The neighborhood that this particular mall was located had a deservedly bad reputation. At that time, if you were destined to be victimized in that city, statistically you were likely going to be in that area. But in spite of the ruffians and the hooligans who inhabited the mall, we also had a pretty good number of retired folk. Many of them, I learned, were on Social Security or had small pensions from their former employers. As such, especially in the summertime, they would come down to the mall to escape their houses and let the mall pay for their cooling expenses. But most used the mall as their social club. They would hang around their favorite seating areas like a gold miner staking a claim. And they would visit with each other, reminisce, brag and argue about politics until it was time to close the mall down.

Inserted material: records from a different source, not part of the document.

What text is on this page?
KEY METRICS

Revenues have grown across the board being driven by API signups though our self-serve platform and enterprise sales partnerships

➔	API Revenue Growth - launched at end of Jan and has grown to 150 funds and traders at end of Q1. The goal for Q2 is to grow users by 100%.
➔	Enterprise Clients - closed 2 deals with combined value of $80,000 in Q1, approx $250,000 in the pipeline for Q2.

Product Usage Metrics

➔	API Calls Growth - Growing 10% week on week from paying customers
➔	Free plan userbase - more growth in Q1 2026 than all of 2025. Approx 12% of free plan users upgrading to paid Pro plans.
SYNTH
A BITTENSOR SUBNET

I got to know some of these gentlemen. At the time, I was barely starting out in life. Most of them had already lived it. I found their stories entertaining, if a little dated, as they talked about a world so different from my own. Some of them were from this city. Most had made their livings in New York City, or Chicago. Almost all had been in the military serving either in World War II or Korea. Their backgrounds and experiences were both similar and completely different from each other’s –  and totally alien to me. But one thing they all had in common, was how they dressed.

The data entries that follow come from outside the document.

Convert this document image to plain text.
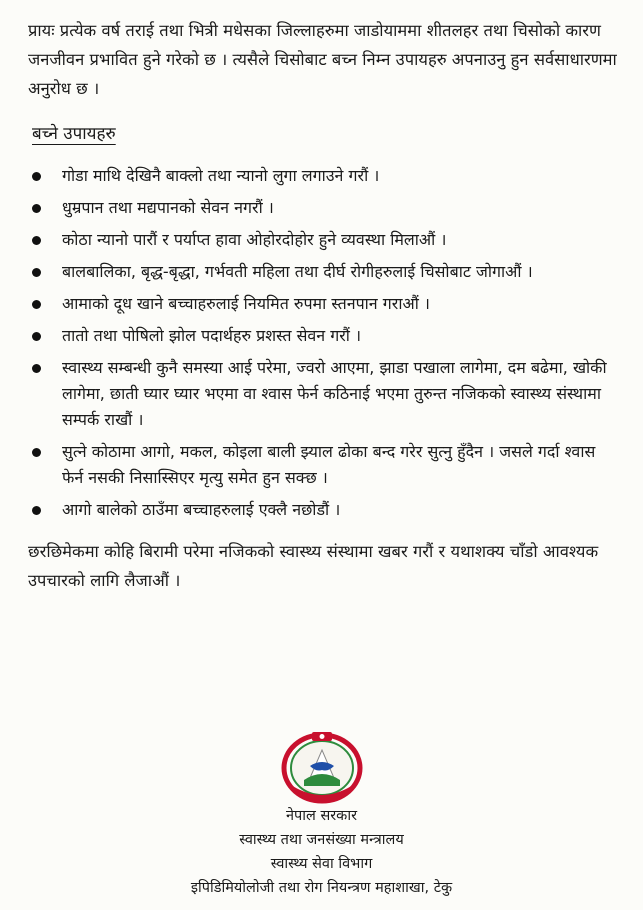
प्रायः प्रत्येक वर्ष तराई तथा भित्री मधेसका जिल्लाहरुमा जाडोयाममा शीतलहर तथा चिसोको कारण जनजीवन प्रभावित हुने गरेको छ । त्यसैले चिसोबाट बच्न निम्न उपायहरु अपनाउनु हुन सर्वसाधारणमा अनुरोध छ ।

बच्ने उपायहरु
गोडा माथि देखिनै बाक्लो तथा न्यानो लुगा लगाउने गरौं ।
धुम्रपान तथा मद्यपानको सेवन नगरौं ।
कोठा न्यानो पारौं र पर्याप्त हावा ओहोरदोहोर हुने व्यवस्था मिलाऔं ।
बालबालिका, बृद्ध-बृद्धा, गर्भवती महिला तथा दीर्घ रोगीहरुलाई चिसोबाट जोगाऔं ।
आमाको दूध खाने बच्चाहरुलाई नियमित रुपमा स्तनपान गराऔं ।
तातो तथा पोषिलो झोल पदार्थहरु प्रशस्त सेवन गरौं ।
स्वास्थ्य सम्बन्धी कुनै समस्या आई परेमा, ज्वरो आएमा, झाडा पखाला लागेमा, दम बढेमा, खोकी लागेमा, छाती घ्यार घ्यार भएमा वा श्वास फेर्न कठिनाई भएमा तुरुन्त नजिकको स्वास्थ्य संस्थामा सम्पर्क राखौं ।
सुत्ने कोठामा आगो, मकल, कोइला बाली झ्याल ढोका बन्द गरेर सुत्नु हुँदैन । जसले गर्दा श्वास फेर्न नसकी निसास्सिएर मृत्यु समेत हुन सक्छ ।
आगो बालेको ठाउँमा बच्चाहरुलाई एक्लै नछोडौं ।

छरछिमेकमा कोहि बिरामी परेमा नजिकको स्वास्थ्य संस्थामा खबर गरौं र यथाशक्य चाँडो आवश्यक उपचारको लागि लैजाऔं ।

नेपाल सरकार
स्वास्थ्य तथा जनसंख्या मन्त्रालय
स्वास्थ्य सेवा विभाग
इपिडिमियोलोजी तथा रोग नियन्त्रण महाशाखा, टेकु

Even in the summer, when the outside temperature went north of 100 degrees, they would wear dress shirts and ties. Some wore hats, but not baseball caps, or golf hats, but men’s formal dress hats. I once asked one of these gentlemen why they dressed up like that just to come down to the mall and especially on a day that was blistering hot outside.

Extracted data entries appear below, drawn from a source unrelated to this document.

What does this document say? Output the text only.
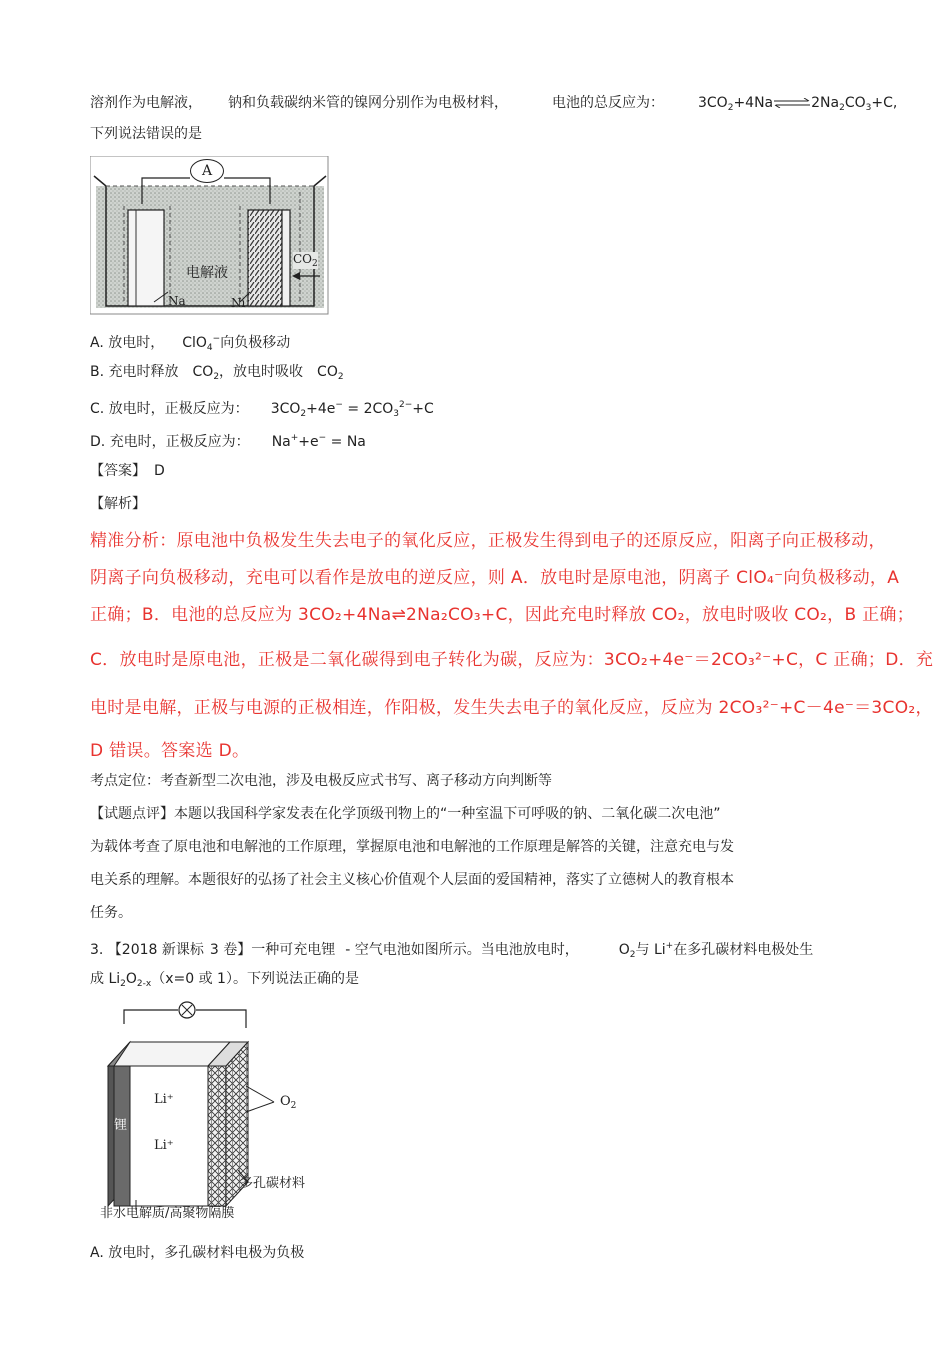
溶剂作为电解液， 钠和负载碳纳米管的镍网分别作为电极材料，	电池的总反应为： $3CO_2+4Na\rightleftharpoons 2Na_2CO_3+C$,
下列说法错误的是
A
电解液
Na	Ni
$CO_2$
A. 放电时， ClO$_4$−向负极移动
B. 充电时释放 $CO_2$，放电时吸收 $CO_2$
C. 放电时，正极反应为： $3CO_2+4e^- = 2CO_3^{2-}+C$
D. 充电时，正极反应为： Na++e− = Na
【答案】 D
【解析】
精准分析：原电池中负极发生失去电子的氧化反应，正极发生得到电子的还原反应，阳离子向正极移动，
阴离子向负极移动，充电可以看作是放电的逆反应，则 A．放电时是原电池，阴离子 ClO₄⁻向负极移动，A
正确；B．电池的总反应为 3CO₂+4Na⇌2Na₂CO₃+C，因此充电时释放 CO₂，放电时吸收 CO₂，B 正确；
C．放电时是原电池，正极是二氧化碳得到电子转化为碳，反应为：3CO₂+4e⁻＝2CO₃²⁻+C，C 正确；D．充
电时是电解，正极与电源的正极相连，作阳极，发生失去电子的氧化反应，反应为 2CO₃²⁻+C－4e⁻＝3CO₂，
D 错误。答案选 D。
考点定位：考查新型二次电池，涉及电极反应式书写、离子移动方向判断等
【试题点评】本题以我国科学家发表在化学顶级刊物上的“一种室温下可呼吸的钠、二氧化碳二次电池”
为载体考查了原电池和电解池的工作原理，掌握原电池和电解池的工作原理是解答的关键，注意充电与发
电关系的理解。本题很好的弘扬了社会主义核心价值观个人层面的爱国精神，落实了立德树人的教育根本
任务。
3. 【2018 新课标 3 卷】一种可充电锂 - 空气电池如图所示。当电池放电时，	$O_2$与 Li+在多孔碳材料电极处生
成 $Li_2O_{2-x}(x=0$ 或 1）。下列说法正确的是
锂
Li⁺
Li⁺
$O_2$
多孔碳材料
非水电解质/高聚物隔膜
A. 放电时，多孔碳材料电极为负极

“How else would I dress?” was his perplexed reply.

I was reminded of the classic TV sitcoms from my childhood like “Leave It to Beaver.” Ward would come home from a day at the office and lounge around in a shirt and tie. When outside, even just when going to the store or to the movies, he would wear a suit. All of the classics had their male leads in such clothing. As a kid, I thought that was horribly fake. I was a child of the ‘60s and early ‘70s. My idea of formal attire was tucking in my concert T’s into my 501s. To this day I don’t really own a suit. Even for work it’s casual dress. I go through life mostly in loose fitting T-shirts and shorts with elastic bands.

The gentlemen at the mall nearly 40 years ago would put me to shame.

It seems to skip a generation, that is, the way folks dress casually. For the time of my parents, it was customary to dress up when going out into the world. For my generation, we bucked the traditions of our parents and wore jeans with holes in them and flannel shirts over rock band t-shirts.

But nowadays I see younger people starting to dress up again. I’m even seeing the rebirth of the fedora. Though I don’t think the hipsters of the day capture the same dignified look of the previous generation, at least they’re trying.

I have a fedora as well. And when I’m dressed up nice…darned if I don’t look smashing. But of course, I have grey hair and am starting to look like those same gentlemen who used to hang around the mall. 

Problem is, there’s just not that many malls anymore.

But it’s just as well. I’m too old and set in my ways to change a whole lot from who I am and who I have always been. So it’s shorts and t-shirts for me.

Someday, probably not many years from now, maybe I’ll be approached by one of these well-dressed youngsters (wearing a fedora, no doubt) who will ask me, “Hey gramps. Why do you always wear shorts and t-shirts?”

And I’m sure I will look at him in a puzzled way and ask, “How else would I dress?”